Jase gripped his club and swung with all his strength—a fraction of a second early. The eagle lifted with a startled squawk, and he only caught it a glancing blow.

But that must have been enough, for as it circled, shrieking, Jase saw that it held one leg against its feathered breast.

It looped above him several more times, then flapped off to the west.

It was impossible to run and watch the sky and the ground at the same time, but Jase tried. He thought he knew what was coming next, and if he was right his ears would provide the best warning. Neither his club, or even the spear, if he reached it, would do anything against a swarm of bees.

He thought he could see the spear’s icy glow below the ruins and gave up watching to run toward it, sacrificing safety for speed. But long before he reached it he heard the nerve-shaking whine of the angry swarm, far behind him at first, but growing louder with each passing second, each panting stride.

He’d lost enough elevation by now to leap down the shallow bluffs and reach the surf, which surged and withdrew to his left. Surf that could provide some protection, and he might get there before the swarm reached him.

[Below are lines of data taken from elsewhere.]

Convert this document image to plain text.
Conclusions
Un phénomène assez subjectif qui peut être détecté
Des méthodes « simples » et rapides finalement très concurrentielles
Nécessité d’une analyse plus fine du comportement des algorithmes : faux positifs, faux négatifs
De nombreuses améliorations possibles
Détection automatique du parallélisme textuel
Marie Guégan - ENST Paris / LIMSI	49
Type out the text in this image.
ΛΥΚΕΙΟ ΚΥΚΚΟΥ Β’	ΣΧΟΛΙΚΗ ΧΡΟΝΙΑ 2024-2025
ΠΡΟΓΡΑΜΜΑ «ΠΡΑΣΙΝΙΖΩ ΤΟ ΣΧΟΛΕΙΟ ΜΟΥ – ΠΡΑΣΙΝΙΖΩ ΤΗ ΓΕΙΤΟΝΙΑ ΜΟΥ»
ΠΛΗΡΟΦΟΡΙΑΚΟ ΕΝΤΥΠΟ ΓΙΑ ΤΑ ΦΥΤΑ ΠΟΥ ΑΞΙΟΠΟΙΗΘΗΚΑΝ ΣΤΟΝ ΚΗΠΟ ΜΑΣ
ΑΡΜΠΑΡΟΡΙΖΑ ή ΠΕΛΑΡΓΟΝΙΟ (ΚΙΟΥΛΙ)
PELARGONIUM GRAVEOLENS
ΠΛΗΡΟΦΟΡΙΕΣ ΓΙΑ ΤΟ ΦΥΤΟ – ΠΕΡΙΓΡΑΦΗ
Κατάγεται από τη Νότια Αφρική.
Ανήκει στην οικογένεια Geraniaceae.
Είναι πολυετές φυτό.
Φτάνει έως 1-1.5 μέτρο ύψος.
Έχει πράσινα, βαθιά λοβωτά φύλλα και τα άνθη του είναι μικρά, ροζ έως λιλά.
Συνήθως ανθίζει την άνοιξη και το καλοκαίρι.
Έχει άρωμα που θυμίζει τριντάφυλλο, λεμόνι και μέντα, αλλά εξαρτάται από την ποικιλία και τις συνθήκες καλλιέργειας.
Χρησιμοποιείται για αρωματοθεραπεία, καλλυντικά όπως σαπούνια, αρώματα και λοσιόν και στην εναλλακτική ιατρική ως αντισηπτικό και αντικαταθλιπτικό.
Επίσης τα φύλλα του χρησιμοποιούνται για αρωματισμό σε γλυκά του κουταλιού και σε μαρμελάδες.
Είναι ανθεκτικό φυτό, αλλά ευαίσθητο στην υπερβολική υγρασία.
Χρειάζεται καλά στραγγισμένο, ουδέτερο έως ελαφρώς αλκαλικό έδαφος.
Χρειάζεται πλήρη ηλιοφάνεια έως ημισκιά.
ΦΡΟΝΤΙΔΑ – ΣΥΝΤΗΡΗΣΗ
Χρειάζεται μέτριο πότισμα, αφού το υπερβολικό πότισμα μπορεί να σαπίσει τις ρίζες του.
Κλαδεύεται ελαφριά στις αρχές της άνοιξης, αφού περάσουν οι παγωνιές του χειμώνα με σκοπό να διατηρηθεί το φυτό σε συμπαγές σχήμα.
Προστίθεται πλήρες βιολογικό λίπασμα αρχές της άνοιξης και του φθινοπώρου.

He would never be able to reach the spear.

He’d been stung by bees before, and survived.

He could survive it again.

Jase ran for the spear, lungs laboring, as the swarm’s snarl grew louder. A knife of fire stabbed his shoulder, and another the side of his neck.

He flung his club aside, and crushed the bee on his neck as he ran. Then the spear was before him, stuck tip down in the thin grass. Jase snatched it up and spun to run for the sea.

But the moment he laid hands on the spear, that faint blue glow burst into a blaze, and then receded into a bubble of light. The bees bounced off it, like raindrops off the Tesla’s windshield.